On other occasions, the FEC’s co-defendants have appealed adverse decisions in district court without the government’s participation. In CREW v. FEC, for example, a watchdog group sued the FEC for failing to find reason to believe that American Action Network, a 501(c)(4) group, had violated numerous provisions of FECA. American Action Network intervened as a defendant, and when the D.C. District Court ruled for CREW, AAN appealed. The FEC did not appeal, and is listed as an “appellee” on court documents — even though it is on the same side as the appellant. (As of this writing, the case is ongoing.) When the briefs are filed and oral arguments heard, the federal government’s position will be defended not by government lawyers, but by a dark-money group.

It is worrying that the agency in charge of enforcing campaign finance laws is effectively delegating its responsibility to defend those laws to the groups it is supposed to be regulating. A dark-money group has different motives and incentives in litigation than does the United States government. The private group’s lawyers are ethically obligated to zealously pursue the parochial interests of their client alone, while government agencies owe a greater obligation to the nation. The courts hearing these appeals from private actors without FEC involvement are therefore making decisions that will affect the entire American campaign process without the input of the governmental experts charged with oversight of that system.

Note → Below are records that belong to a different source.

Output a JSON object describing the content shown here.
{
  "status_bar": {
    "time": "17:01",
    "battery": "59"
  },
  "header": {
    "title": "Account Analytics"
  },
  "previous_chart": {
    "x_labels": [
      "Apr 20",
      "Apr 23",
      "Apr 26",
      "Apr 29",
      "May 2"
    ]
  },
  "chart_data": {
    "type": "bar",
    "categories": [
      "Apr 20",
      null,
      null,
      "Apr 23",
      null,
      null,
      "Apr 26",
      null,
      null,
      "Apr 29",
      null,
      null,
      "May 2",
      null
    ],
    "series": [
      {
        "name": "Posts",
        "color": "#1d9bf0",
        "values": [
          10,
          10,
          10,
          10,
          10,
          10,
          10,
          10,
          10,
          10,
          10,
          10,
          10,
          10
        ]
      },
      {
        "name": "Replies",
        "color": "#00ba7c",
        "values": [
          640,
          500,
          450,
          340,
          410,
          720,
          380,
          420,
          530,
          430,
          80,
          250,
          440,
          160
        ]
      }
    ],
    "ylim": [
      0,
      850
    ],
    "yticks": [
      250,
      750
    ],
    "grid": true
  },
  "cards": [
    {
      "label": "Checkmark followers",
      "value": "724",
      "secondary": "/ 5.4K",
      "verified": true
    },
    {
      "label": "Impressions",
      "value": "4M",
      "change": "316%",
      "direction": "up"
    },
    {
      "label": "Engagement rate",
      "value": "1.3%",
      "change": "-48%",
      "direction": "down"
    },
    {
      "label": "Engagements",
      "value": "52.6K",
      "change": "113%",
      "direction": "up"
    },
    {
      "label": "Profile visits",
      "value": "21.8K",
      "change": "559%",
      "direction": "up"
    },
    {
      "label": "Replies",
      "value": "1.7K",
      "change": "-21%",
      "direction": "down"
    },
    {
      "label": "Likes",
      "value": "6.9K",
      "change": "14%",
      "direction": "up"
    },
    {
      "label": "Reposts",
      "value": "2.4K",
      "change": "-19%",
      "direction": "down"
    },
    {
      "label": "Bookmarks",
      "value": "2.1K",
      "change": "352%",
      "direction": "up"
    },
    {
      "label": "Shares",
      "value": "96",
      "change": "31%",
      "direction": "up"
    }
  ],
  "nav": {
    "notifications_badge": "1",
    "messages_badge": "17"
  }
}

The FEC’s decade of failing to appeal also creates a massive asymmetry in campaign finance law. When the FEC loses a case, either a single district court judge’s opinion is the final say on the matter (as in Carey), or a co-defendant appeals and binding precedent is created without the Commission’s involvement. But when the FEC wins, the loser can and often does appeal — giving them a second bite at the apple and another chance to set bad precedent.

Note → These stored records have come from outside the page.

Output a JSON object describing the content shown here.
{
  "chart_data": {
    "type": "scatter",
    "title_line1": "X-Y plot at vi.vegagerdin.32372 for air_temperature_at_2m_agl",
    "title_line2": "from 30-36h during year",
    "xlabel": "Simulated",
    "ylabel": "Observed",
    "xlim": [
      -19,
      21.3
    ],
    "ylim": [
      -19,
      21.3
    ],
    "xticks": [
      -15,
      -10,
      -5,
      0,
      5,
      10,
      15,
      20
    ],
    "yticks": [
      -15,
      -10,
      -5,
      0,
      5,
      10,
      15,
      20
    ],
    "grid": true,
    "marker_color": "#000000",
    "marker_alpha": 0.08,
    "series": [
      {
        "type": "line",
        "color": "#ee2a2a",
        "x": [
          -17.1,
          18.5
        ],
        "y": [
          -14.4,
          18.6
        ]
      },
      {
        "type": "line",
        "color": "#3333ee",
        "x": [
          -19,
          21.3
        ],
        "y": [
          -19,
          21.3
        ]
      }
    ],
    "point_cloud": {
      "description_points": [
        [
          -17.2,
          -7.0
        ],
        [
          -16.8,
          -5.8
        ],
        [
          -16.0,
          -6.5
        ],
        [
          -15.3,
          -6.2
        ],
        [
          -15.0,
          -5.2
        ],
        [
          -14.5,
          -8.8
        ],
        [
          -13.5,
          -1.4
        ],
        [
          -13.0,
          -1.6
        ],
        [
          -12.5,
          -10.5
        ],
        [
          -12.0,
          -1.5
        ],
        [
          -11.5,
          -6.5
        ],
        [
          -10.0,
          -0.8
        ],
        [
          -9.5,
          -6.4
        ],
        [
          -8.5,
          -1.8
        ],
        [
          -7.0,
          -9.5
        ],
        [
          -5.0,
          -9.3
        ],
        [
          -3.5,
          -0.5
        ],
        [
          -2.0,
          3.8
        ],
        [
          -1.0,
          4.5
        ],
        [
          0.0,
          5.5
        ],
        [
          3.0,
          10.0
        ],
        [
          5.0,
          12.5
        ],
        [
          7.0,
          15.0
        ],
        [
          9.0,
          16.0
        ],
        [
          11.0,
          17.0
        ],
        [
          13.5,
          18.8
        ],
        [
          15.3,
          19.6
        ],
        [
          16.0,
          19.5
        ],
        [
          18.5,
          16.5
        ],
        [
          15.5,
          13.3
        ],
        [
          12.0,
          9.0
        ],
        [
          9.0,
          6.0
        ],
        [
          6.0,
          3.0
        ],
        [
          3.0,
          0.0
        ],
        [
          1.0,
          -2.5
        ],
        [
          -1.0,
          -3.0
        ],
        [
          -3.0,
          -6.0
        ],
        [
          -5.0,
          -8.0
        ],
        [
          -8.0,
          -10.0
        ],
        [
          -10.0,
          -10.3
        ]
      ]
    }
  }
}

The FEC’s failure to appeal important adverse decisions is yet another product of the institution’s chronic dysfunction. But unlike when the FEC declines to act on an administrative complaint or promulgate a requested rule, no one can sue the Commission for failing to appeal. The remedy has to be institutional and political — the FEC must overcome its internal political rivalries and start allowing its lawyers to appeal again. If it does not, single district judges will continue to unilaterally decide the fate of important laws without appellate oversight, and private groups will press their interests in cases where no one represents the public. The D.C. Circuit’s decision in Shays III expressed the Court’s hope that the FEC would begin realizing Congress’s vision for the agency as a dedicated and energetic defender of federal election laws. Ten years is too long a time to leave that hope unfulfilled.


This post was written by Nathan Leys, a 2018 CLC legal intern, and a rising second-year law student at Yale Law School


[1] CREW v. FEC, 299 F. Supp. 3d 83 (D.D.C. 2018) (although co-defendant American Action Network appealed adverse decision, FEC did not); Level the Playing Field v. FEC, 232 F. Supp. 3d 130 (D.D.C. 2017) (ruling against FEC on cross-motions for summary judgment); CREW v. FEC, 209 F. Supp. 3d 77 (D.D.C.  2016) (although co-defendant American Action Network appealed adverse decision, FEC did not); Van Hollen v. FEC, 74 F. Supp. 3d 407 (D.D.C. 2014) (although intervenor-defendants appealed adverse decision, FEC did not); La Botz v. FEC, 889 F. Supp. 2d 51 (D.D.C. 2012) (remanding enforcement matter); Carey v. FEC, 864 F. Supp. 2d 57 (D.D.C. 2012) (FEC did not appeal adverse decision on attorneys’ fees); Carey v. FEC, 791 F. Supp. 2d 191 (D.D.C. 2011) (FEC did not appeal grant of preliminary injunction); Utility Workers Union of America, Local 269, AFL-CIO v. FEC, 691 F. Supp. 2d 101 (D.D.C. 2010) (remanding enforcement matter to agency).